One learns, entre autres, that the Sacklers—whose privately held company, Purdue Pharma, patented the opioid OxyContin—”are now one of America’s richest families, with a collective net worth of thirteen billion dollars—more than the Rockefellers or the Mellons.”
Another first-rate report, this on the functioning of finance capitalism in our era, is in The New York Times, dated October 14, by reporter Farah Stockman, “Becoming a steelworker liberated her. Then her job moved to Mexico.” The lede: “Workers like Shannon Mulcahy took pride in their jobs at the Rexnord factory in Indianapolis. The bearings they made were top-notch. In the end, it didn’t matter.”

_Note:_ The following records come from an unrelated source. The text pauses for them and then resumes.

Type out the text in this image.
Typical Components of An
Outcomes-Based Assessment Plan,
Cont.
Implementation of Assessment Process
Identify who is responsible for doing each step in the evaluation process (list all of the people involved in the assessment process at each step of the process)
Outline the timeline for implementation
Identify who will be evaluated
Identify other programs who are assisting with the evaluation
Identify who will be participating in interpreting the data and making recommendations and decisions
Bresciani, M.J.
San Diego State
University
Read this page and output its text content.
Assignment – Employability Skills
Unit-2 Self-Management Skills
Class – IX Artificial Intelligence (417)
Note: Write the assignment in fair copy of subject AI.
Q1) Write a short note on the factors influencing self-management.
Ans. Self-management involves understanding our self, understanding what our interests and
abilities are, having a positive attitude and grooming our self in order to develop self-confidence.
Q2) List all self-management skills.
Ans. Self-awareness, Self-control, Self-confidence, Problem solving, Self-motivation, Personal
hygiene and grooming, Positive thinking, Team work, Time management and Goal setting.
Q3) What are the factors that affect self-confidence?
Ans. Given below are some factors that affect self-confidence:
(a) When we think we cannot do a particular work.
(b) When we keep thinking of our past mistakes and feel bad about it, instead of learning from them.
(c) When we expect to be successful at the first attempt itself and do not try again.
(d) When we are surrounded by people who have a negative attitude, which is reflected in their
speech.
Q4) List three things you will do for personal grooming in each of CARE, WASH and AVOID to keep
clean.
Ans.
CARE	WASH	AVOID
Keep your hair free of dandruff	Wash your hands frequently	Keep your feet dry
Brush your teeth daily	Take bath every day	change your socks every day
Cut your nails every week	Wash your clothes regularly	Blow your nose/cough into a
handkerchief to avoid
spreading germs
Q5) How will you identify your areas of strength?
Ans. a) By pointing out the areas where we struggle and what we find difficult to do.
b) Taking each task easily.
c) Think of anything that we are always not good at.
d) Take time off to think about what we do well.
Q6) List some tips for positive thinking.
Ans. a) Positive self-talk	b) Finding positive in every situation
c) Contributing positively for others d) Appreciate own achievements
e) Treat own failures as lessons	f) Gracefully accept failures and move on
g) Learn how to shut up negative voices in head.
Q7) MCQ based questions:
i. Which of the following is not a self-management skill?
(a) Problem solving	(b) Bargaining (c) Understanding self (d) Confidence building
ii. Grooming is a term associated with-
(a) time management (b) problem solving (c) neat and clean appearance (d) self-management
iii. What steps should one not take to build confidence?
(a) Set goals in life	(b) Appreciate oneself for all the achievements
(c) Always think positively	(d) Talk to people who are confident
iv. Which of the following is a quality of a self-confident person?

One comprehends why many workers in industry were seduced by Trump’s rhetoric against NAFTA and free trade agreements. Not that Trump will make good on it—whether or not he should is another matter—or that even if he does, it will change a thing for these workers. It’s 21st century capitalism, stupid.
The Democrats obviously need to craft a credible economic message—and backed by grassroots organizing—that can win over at least some of these working class citizens who went for Trump or don’t bother to vote. Can this happen in the absence of a robust labor movement? I’m not optimistic.
UPDATE: Vox’s Sean Illing has an interview (March 13, 2018) with Robert Wuthnow, “[a] Princeton sociologist [who] spent 8 years asking rural Americans why they’re so pissed off. Hint: it’s not about the economy.”